Furthermore, they demonstrated the potential of this vaccine to combat avian influenza, a highly pathogenic strain with pandemic potential. By adding the avian flu HA to the four-antigen construct, they were able to substantially boost the antibody response against this threat.
This groundbreaking research offers a promising avenue for developing a truly universal flu vaccine, capable of providing broader and more durable protection against a wider range of influenza subtypes, including those with pandemic potential.
Scientists Develop Promising New Strategy to Combat Flu Pandemics
Researchers at the University of Washington have made a breakthrough in the fight against influenza, potentially paving the way for more effective vaccines that could protect against a wider range of flu strains, including those responsible for bird flu.
For decades, scientists have struggled with the phenomenon known as “subtype bias,” where flu vaccines are less effective against certain strains, particularly those that are significantly different from the strains circulating in the human population. This bias has been a major obstacle in developing truly universal flu vaccines.

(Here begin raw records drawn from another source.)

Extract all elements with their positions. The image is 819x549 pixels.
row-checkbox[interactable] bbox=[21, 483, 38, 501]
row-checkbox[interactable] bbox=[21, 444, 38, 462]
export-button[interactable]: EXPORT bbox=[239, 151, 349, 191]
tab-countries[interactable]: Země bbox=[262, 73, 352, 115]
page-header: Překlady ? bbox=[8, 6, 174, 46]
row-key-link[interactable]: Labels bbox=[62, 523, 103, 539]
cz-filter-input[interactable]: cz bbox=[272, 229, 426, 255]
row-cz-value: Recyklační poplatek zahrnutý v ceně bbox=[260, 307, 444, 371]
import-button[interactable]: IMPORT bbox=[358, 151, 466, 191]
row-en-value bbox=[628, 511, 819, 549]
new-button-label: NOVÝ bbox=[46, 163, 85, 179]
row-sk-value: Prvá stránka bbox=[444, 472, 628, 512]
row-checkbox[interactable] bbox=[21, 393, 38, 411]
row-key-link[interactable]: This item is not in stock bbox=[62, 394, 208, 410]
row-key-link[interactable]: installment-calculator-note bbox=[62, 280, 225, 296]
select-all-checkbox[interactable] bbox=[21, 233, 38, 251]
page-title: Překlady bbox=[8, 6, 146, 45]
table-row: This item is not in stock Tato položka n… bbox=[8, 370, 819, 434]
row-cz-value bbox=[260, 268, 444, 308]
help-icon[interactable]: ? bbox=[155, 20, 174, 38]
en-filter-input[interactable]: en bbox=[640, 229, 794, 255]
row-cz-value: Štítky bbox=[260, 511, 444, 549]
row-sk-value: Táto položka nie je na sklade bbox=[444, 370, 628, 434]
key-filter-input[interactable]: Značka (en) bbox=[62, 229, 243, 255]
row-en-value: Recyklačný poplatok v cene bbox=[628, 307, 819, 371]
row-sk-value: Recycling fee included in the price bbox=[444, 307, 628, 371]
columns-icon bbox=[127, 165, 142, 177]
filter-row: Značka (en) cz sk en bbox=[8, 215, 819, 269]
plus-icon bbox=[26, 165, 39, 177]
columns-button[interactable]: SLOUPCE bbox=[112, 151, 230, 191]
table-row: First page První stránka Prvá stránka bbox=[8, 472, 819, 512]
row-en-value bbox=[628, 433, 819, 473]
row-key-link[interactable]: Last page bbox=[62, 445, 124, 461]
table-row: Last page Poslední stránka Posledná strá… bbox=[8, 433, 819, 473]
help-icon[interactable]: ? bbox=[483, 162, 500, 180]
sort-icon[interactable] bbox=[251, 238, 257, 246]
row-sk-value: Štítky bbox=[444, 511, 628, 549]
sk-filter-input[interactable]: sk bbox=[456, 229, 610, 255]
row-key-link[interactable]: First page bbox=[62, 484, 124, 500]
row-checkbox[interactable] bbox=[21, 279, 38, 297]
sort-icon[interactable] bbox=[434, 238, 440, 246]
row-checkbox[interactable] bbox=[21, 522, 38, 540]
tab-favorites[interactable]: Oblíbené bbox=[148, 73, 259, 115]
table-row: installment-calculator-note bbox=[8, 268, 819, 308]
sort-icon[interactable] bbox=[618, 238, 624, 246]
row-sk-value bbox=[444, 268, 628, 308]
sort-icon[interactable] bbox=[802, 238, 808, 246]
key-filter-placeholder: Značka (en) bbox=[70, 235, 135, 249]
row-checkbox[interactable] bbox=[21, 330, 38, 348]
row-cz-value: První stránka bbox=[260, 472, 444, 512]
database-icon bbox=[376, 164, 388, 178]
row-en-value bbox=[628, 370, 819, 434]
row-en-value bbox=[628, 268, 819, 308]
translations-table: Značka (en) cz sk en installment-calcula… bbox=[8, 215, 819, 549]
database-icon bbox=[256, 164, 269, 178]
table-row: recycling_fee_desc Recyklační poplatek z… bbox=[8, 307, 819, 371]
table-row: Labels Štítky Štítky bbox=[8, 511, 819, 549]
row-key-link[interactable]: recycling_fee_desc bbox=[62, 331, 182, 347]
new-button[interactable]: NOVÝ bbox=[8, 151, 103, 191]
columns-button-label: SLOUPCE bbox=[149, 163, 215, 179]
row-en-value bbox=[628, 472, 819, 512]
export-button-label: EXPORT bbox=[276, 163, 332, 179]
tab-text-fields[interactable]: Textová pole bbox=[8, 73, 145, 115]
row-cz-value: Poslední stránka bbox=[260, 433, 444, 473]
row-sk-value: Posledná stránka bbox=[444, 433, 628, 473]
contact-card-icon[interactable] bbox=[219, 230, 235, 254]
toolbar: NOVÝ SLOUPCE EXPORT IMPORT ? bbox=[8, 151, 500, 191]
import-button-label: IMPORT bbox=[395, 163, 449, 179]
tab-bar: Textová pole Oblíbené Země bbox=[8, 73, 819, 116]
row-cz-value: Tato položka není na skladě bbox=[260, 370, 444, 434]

The new research,published in the journal Science,offers a novel solution. The team, led by Dr.michael Gale Jr., discovered that by combining different flu proteins – specifically, hemagglutinin (HA) from both H5N1 (bird flu) and seasonal flu strains – they could significantly enhance the immune response.
“Whereas tonsil organoids stimulated with H5N1 HA alone induced very weak antibody responses, a coupled heterologous antigen with an optimal ratio of H5N1 HA and seasonal HA that maximized cross-subtype T cell help induced higher antibody responses,” explained Dr. Gale.
This approach, known as “coupling heterologous antigens,” essentially boosts the body’s T cell response, which plays a crucial role in recognizing and fighting off infections.
“Overcoming subtype bias this way can lead to a much more effective influenza vaccine,extending even to strains responsible for bird flu,” Dr.gale added. “the bird flu could very likely generate our next viral pandemic.”
The researchers beleive this strategy could be applied to other pathogens as well, potentially leading to more effective vaccines against a range of infectious diseases.
“For many decades, the OAS hypothesis has influenced the clarification of subtype bias,” the team noted in their paper. Though, they pointed out that this hypothesis doesn’t offer any practical solutions for improving vaccine efficacy. ”by contrast, our study shows that coupling heterologous antigens may broaden T cell help and improve vaccine efficacy. This strategy to augment T cell help is readily applicable to vaccines for other pathogens for which multistrain coverage is needed.”